Non-lieu en vue pour Agathe Habyarimana en France
La justice française semble vouloir tourner la page dans l’affaire Agathe Habyarimana. Selon une ordonnance rendue vendredi par la juge d’instruction du pôle crimes contre l’humanité du tribunal judiciaire de Paris, l’enquête est désormais close.
Près de 30 ans après le génocide des tutsis au Rwanda, les juges estiment ne pas disposer d’éléments suffisants pour poursuivre celle qui fut longtemps présentée comme une figure influente du pouvoir hutu. Agathe Habyarimana, 82 ans, était placée depuis 2016 sous le statut de témoin assisté.
Les magistrats en charge du dossier, estiment qu’il "n’existe pas à ce stade d’indices graves et concordants" démontrant sa complicité dans le génocide des tutsis de 1994. Les témoignages à charge sont jugés "contradictoires, incohérents, voire mensongers".
Déception de la partie civile
Cette conclusion, qui rejette aussi de nouvelles demandes du Parquet antiterroriste (Pnat), pourrait ouvrir la voie à un non-lieu définitif dans les prochains mois.
L’avocat de la veuve de l’ancien président rwandais Juvénal Habyarimana, maître Philippe Meilhac, a salué une décision qui, selon lui, "anéantit la démarche de l’accusation" et a appelé à ce que le non-lieu soit prononcé rapidement.
L’attentat du 6 avril 1994 qui a coûté la vie au président rwandais Juvenal Habyarimana et a déclenché les massacres© AP
Pour Patrick Baudouin, avocat de la FIDH, la Fédération internationale des droits de l’Homme, partie civile dans ce procès, cette décision est une occasion manquée. Pour l’ONG, « Les éléments à charge étaient largement suffisants ».
"On redoutait cette décision parce que la justice française a attendu longtemps pour se prononcer. Pour nous, les témoignages étaient suffisants, mais les juges d’instruction n’ont pas voulu l’entendre", a souligné Alain Gautier, président du collectif des parties civiles pour le Rwanda.

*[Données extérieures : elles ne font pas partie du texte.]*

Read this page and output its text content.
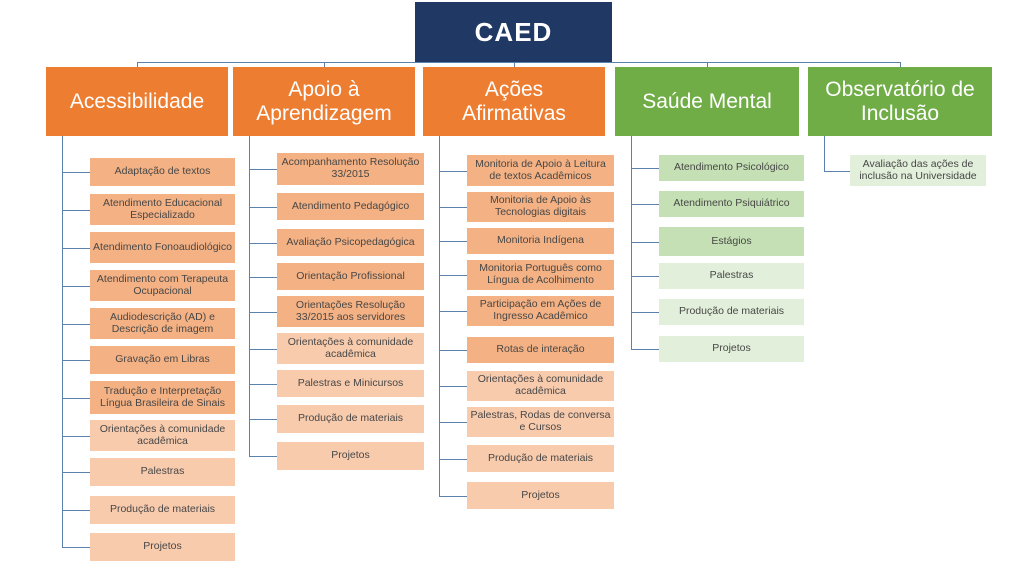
CAED
Acessibilidade
Adaptação de textos
Atendimento Educacional Especializado
Atendimento Fonoaudiológico
Atendimento com Terapeuta Ocupacional
Audiodescrição (AD) e Descrição de imagem
Gravação em Libras
Tradução e Interpretação Língua Brasileira de Sinais
Orientações à comunidade acadêmica
Palestras
Produção de materiais
Projetos
Apoio à Aprendizagem
Acompanhamento Resolução 33/2015
Atendimento Pedagógico
Avaliação Psicopedagógica
Orientação Profissional
Orientações Resolução 33/2015 aos servidores
Orientações à comunidade acadêmica
Palestras e Minicursos
Produção de materiais
Projetos
Ações Afirmativas
Monitoria de Apoio à Leitura de textos Acadêmicos
Monitoria de Apoio às Tecnologias digitais
Monitoria Indígena
Monitoria Português como Língua de Acolhimento
Participação em Ações de Ingresso Acadêmico
Rotas de interação
Orientações à comunidade acadêmica
Palestras, Rodas de conversa e Cursos
Produção de materiais
Projetos
Saúde Mental
Atendimento Psicológico
Atendimento Psiquiátrico
Estágios
Palestras
Produção de materiais
Projetos
Observatório de Inclusão
Avaliação das ações de inclusão na Universidade
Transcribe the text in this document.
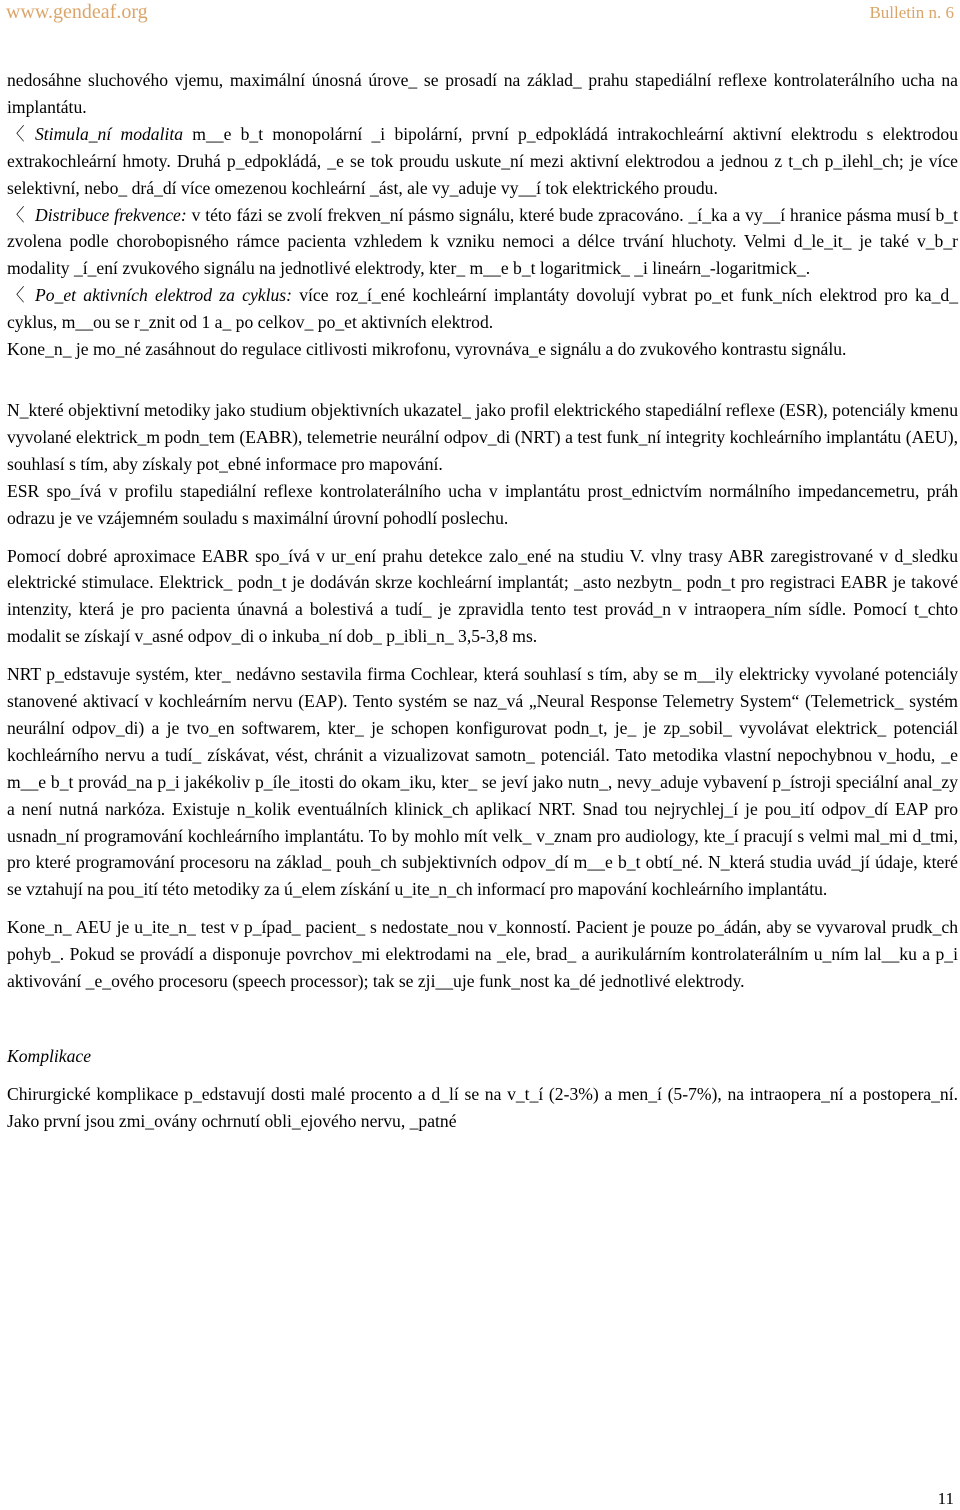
www.gendeaf.org	Bulletin n. 6

nedosáhne sluchového vjemu, maximální únosná úrove_ se prosadí na základ_ prahu stapediální reflexe kontrolaterálního ucha na implantátu.

〈 Stimula_ní modalita m__e b_t monopolární _i bipolární, první p_edpokládá intrakochleární aktivní elektrodu s elektrodou extrakochleární hmoty. Druhá p_edpokládá, _e se tok proudu uskute_ní mezi aktivní elektrodou a jednou z t_ch p_ilehl_ch; je více selektivní, nebo_ drá_dí více omezenou kochleární _ást, ale vy_aduje vy__í tok elektrického proudu.

〈 Distribuce frekvence: v této fázi se zvolí frekven_ní pásmo signálu, které bude zpracováno. _í_ka a vy__í hranice pásma musí b_t zvolena podle chorobopisného rámce pacienta vzhledem k vzniku nemoci a délce trvání hluchoty. Velmi d_le_it_ je také v_b_r modality _í_ení zvukového signálu na jednotlivé elektrody, kter_ m__e b_t logaritmick_ _i lineárn_-logaritmick_.

〈 Po_et aktivních elektrod za cyklus: více roz_í_ené kochleární implantáty dovolují vybrat po_et funk_ních elektrod pro ka_d_ cyklus, m__ou se r_znit od 1 a_ po celkov_ po_et aktivních elektrod.

Kone_n_ je mo_né zasáhnout do regulace citlivosti mikrofonu, vyrovnáva_e signálu a do zvukového kontrastu signálu.

N_které objektivní metodiky jako studium objektivních ukazatel_ jako profil elektrického stapediální reflexe (ESR), potenciály kmenu vyvolané elektrick_m podn_tem (EABR), telemetrie neurální odpov_di (NRT) a test funk_ní integrity kochleárního implantátu (AEU), souhlasí s tím, aby získaly pot_ebné informace pro mapování.

ESR spo_ívá v profilu stapediální reflexe kontrolaterálního ucha v implantátu prost_ednictvím normálního impedancemetru, práh odrazu je ve vzájemném souladu s maximální úrovní pohodlí poslechu.

Pomocí dobré aproximace EABR spo_ívá v ur_ení prahu detekce zalo_ené na studiu V. vlny trasy ABR zaregistrované v d_sledku elektrické stimulace. Elektrick_ podn_t je dodáván skrze kochleární implantát; _asto nezbytn_ podn_t pro registraci EABR je takové intenzity, která je pro pacienta únavná a bolestivá a tudí_ je zpravidla tento test provád_n v intraopera_ním sídle. Pomocí t_chto modalit se získají v_asné odpov_di o inkuba_ní dob_ p_ibli_n_ 3,5-3,8 ms.

NRT p_edstavuje systém, kter_ nedávno sestavila firma Cochlear, která souhlasí s tím, aby se m__ily elektricky vyvolané potenciály stanovené aktivací v kochleárním nervu (EAP). Tento systém se naz_vá „Neural Response Telemetry System“ (Telemetrick_ systém neurální odpov_di) a je tvo_en softwarem, kter_ je schopen konfigurovat podn_t, je_ je zp_sobil_ vyvolávat elektrick_ potenciál kochleárního nervu a tudí_ získávat, vést, chránit a vizualizovat samotn_ potenciál. Tato metodika vlastní nepochybnou v_hodu, _e m__e b_t provád_na p_i jakékoliv p_íle_itosti do okam_iku, kter_ se jeví jako nutn_, nevy_aduje vybavení p_ístroji speciální anal_zy a není nutná narkóza. Existuje n_kolik eventuálních klinick_ch aplikací NRT. Snad tou nejrychlej_í je pou_ití odpov_dí EAP pro usnadn_ní programování kochleárního implantátu. To by mohlo mít velk_ v_znam pro audiology, kte_í pracují s velmi mal_mi d_tmi, pro které programování procesoru na základ_ pouh_ch subjektivních odpov_dí m__e b_t obtí_né. N_která studia uvád_jí údaje, které se vztahují na pou_ití této metodiky za ú_elem získání u_ite_n_ch informací pro mapování kochleárního implantátu.

Kone_n_ AEU je u_ite_n_ test v p_ípad_ pacient_ s nedostate_nou v_konností. Pacient je pouze po_ádán, aby se vyvaroval prudk_ch pohyb_. Pokud se provádí a disponuje povrchov_mi elektrodami na _ele, brad_ a aurikulárním kontrolaterálním u_ním lal__ku a p_i aktivování _e_ového procesoru (speech processor); tak se zji__uje funk_nost ka_dé jednotlivé elektrody.

Komplikace

Chirurgické komplikace p_edstavují dosti malé procento a d_lí se na v_t_í (2-3%) a men_í (5-7%), na intraopera_ní a postopera_ní. Jako první jsou zmi_ovány ochrnutí obli_ejového nervu, _patné

11
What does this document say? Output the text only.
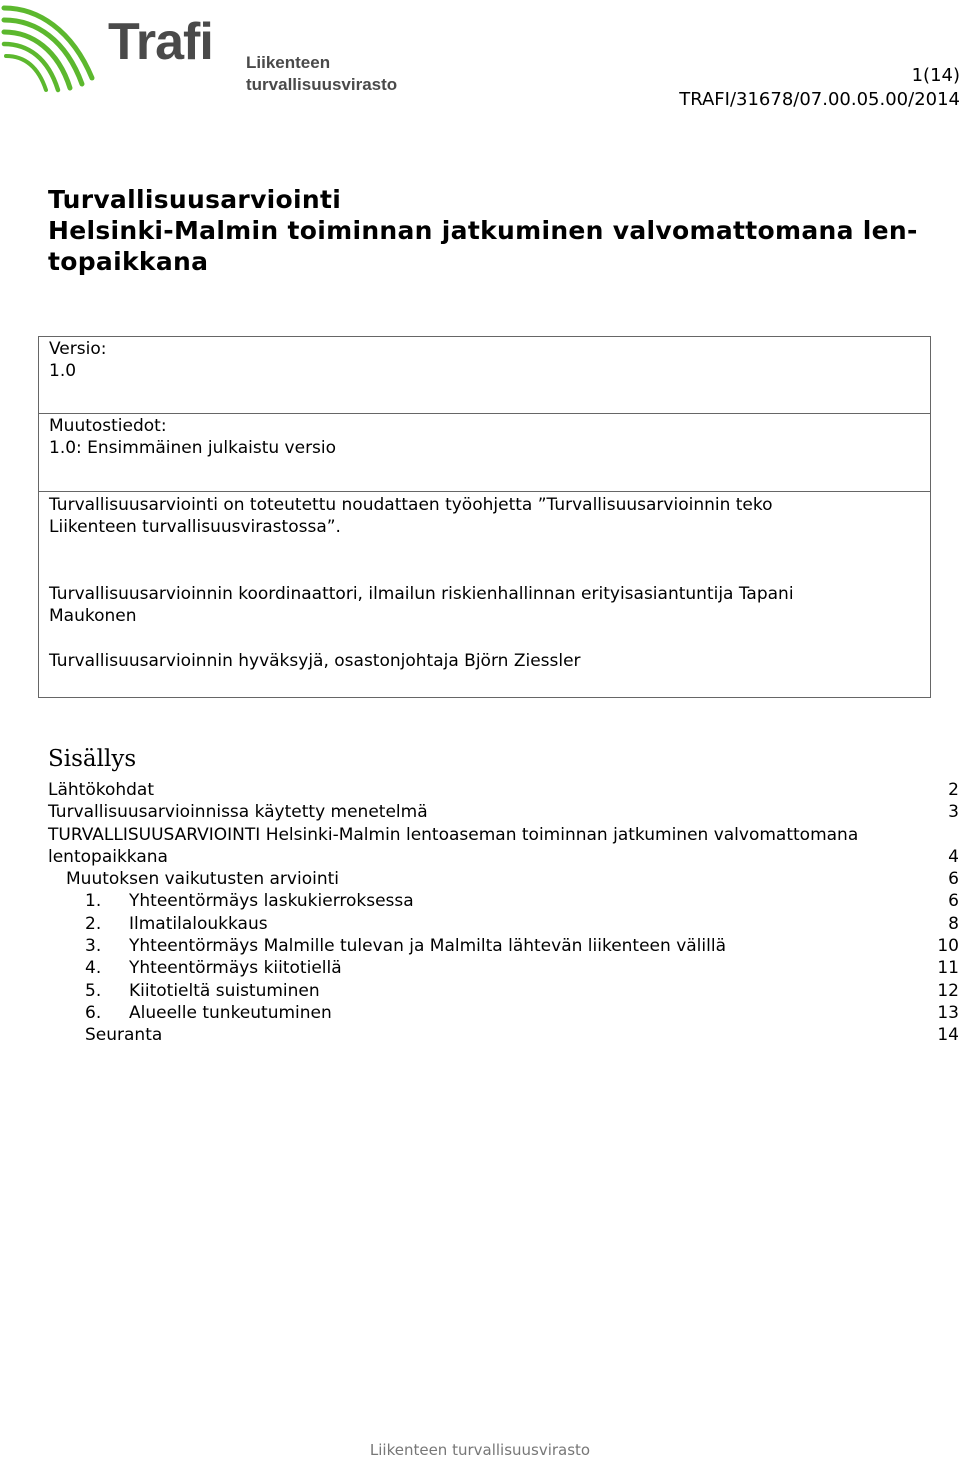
Trafi Liikenteen turvallisuusvirasto	1(14)
TRAFI/31678/07.00.05.00/2014
Turvallisuusarviointi
Helsinki-Malmin toiminnan jatkuminen valvomattomana len-
topaikkana
Versio:
1.0
Muutostiedot:
1.0: Ensimmäinen julkaistu versio
Turvallisuusarviointi on toteutettu noudattaen työohjetta ”Turvallisuusarvioinnin teko
Liikenteen turvallisuusvirastossa”.
Turvallisuusarvioinnin koordinaattori, ilmailun riskienhallinnan erityisasiantuntija Tapani
Maukonen
Turvallisuusarvioinnin hyväksyjä, osastonjohtaja Björn Ziessler
Sisällys
Lähtökohdat	2
Turvallisuusarvioinnissa käytetty menetelmä	3
TURVALLISUUSARVIOINTI Helsinki-Malmin lentoaseman toiminnan jatkuminen valvomattomana
lentopaikkana	4
Muutoksen vaikutusten arviointi	6
1.	Yhteentörmäys laskukierroksessa	6
2.	Ilmatilaloukkaus	8
3.	Yhteentörmäys Malmille tulevan ja Malmilta lähtevän liikenteen välillä	10
4.	Yhteentörmäys kiitotiellä	11
5.	Kiitotieltä suistuminen	12
6.	Alueelle tunkeutuminen	13
Seuranta	14
Liikenteen turvallisuusvirasto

Agathe Habyarimana "apparaît comme victime"
Le Parquet antiterroriste, de son côté, avait saisi la Cour d’appel de Paris, à l’automne dernier, pour obtenir sa mise en examen, arguant de son rôle présumé dans l’"akazu", le cercle proche du pouvoir soupçonné d’avoir orchestré les massacres.
Mais pour les juges, Agathe Habyarimana "apparaît non comme auteure du génocide, mais comme victime" de l’attentat du 6 avril 1994 qui a coûté la vie à son mari et a déclenché les massacres.
Elles notent l’absence de preuves tangibles : pas de discours de haine, pas de lien avec les médias extrémistes, ou encore pas d’implication dans l’établissement des listes de tutsis à éliminer.
Installée en France sans statut légal depuis 1998, Agathe Habyarimana reste une figure controversée.
Le génocide au Rwanda, entre avril et juillet 1994, a fait quelque 800.000 morts, selon l’Onu. L’ombre du rôle de la France, mais aussi celles de certaines figures de l’ancien pouvoir rwandais, comme Agathe Habyarimana, continuent d’alimenter les débats, trente ans après le génocide.